– А енто ты верно подсказал, фрязин, – хмыкнул Иоанн. – И впрямь лучше поспокойней, а то возомнит о себе бог весть. Чай, он мне не ровня, а пес шелудивый. Да ты пей покамест винцо-то, пей да слухай, а то ентот гундосый, – он небрежно кивнул в сторону подьячего, – в благородных делах ни ухом ни рылом, потому как тож из подлых, как и Яган. – И вновь повернулся к Варфоломею. – Пиши дале…
«Кажется, наступил психологический момент для ужина», – подумал Остап.
«Все правильно – мавр сделал свое дело и теперь может перекусить», – перефразировал я Шиллера и принялся меланхолично жевать засахаренный ломоть дыньки, время от времени гася приторную сладость вином из кубка. Судя по жуткой кислющести, Иоанн явно перешел на трофейное пойло, но оно и к лучшему – такого много не выпьешь.

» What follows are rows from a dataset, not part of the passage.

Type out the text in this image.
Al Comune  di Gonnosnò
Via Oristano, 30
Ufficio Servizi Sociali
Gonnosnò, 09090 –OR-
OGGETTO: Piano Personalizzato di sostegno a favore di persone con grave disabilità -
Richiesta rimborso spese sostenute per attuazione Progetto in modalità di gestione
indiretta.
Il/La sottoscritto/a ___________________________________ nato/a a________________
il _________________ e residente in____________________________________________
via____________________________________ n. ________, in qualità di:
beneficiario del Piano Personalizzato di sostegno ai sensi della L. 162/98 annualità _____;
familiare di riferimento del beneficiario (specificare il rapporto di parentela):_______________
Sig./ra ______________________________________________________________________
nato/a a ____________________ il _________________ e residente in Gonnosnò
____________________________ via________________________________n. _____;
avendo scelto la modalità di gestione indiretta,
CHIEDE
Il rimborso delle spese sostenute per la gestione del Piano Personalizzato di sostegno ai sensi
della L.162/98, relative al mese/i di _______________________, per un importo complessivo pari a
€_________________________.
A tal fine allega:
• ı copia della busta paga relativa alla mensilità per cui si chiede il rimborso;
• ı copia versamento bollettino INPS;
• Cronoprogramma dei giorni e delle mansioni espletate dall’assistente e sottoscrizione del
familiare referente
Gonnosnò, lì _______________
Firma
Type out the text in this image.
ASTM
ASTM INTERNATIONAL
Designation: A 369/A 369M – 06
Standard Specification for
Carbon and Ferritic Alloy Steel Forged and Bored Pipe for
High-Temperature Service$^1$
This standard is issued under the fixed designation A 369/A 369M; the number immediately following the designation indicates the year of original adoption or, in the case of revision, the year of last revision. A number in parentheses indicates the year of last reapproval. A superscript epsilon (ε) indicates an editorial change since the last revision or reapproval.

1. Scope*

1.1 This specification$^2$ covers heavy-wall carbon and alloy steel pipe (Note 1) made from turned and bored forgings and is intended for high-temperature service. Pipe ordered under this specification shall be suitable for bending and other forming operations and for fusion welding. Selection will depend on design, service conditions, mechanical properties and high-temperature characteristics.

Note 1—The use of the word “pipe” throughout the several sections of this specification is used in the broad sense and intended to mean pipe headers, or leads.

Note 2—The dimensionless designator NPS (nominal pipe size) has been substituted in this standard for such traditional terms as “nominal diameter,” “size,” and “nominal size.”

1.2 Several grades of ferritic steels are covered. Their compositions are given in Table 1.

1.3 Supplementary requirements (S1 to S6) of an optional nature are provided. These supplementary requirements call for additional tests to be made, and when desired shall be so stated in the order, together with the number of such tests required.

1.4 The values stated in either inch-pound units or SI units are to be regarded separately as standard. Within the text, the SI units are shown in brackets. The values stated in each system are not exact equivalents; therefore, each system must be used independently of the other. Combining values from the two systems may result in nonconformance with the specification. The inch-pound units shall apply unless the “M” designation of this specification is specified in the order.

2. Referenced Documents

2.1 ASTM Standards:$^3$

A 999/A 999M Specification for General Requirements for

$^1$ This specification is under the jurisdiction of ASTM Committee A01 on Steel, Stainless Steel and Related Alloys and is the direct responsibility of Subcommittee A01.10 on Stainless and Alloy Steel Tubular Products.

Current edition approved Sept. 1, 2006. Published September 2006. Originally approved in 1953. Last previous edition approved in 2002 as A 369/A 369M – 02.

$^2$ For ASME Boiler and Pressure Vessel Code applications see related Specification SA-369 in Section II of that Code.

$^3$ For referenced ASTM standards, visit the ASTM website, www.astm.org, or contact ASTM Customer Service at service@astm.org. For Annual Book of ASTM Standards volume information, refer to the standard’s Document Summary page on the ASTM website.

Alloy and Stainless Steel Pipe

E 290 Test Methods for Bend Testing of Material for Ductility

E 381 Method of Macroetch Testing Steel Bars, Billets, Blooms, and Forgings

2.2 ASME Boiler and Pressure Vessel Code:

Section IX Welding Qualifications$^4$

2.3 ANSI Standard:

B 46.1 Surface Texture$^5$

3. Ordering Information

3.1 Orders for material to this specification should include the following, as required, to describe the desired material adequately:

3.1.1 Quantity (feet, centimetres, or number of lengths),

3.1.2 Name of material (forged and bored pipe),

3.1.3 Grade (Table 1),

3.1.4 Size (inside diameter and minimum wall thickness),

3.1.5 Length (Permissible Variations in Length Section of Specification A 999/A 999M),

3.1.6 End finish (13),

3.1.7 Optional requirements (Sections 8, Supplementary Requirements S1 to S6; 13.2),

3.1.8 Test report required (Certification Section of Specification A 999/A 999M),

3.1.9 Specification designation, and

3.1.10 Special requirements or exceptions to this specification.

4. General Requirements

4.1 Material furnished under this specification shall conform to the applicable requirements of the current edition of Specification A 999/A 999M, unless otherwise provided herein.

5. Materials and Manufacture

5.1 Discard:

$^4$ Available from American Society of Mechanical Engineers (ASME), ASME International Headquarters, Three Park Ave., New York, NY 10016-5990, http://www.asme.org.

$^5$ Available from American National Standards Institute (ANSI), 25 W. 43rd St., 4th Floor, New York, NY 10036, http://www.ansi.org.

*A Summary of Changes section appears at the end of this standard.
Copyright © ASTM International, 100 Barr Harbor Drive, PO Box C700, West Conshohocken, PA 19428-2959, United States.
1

Время от времени я изображал мудрого ценителя гениального царского красноречия – задумчиво хмыкал, укоризненно крякал, изредка сдержанно улыбался. И, разумеется, все время кивал.
Увы, но обещанного спокойствия царю хватило ненадолго. Он то называл Юхана безумцем, то ехидничал по поводу его мужичьей чести, то обзывал ничтожным государем. Всякий раз после таких пассажей я сдержанно хмыкал и неопределенно мотал головой. Обернувшись в мою сторону, Иоанн всякий раз осекался, но вычеркнуть ничего не указывал, разве что на некоторое время вновь становился чуточку более сдержанным. Правда, это быстро проходило.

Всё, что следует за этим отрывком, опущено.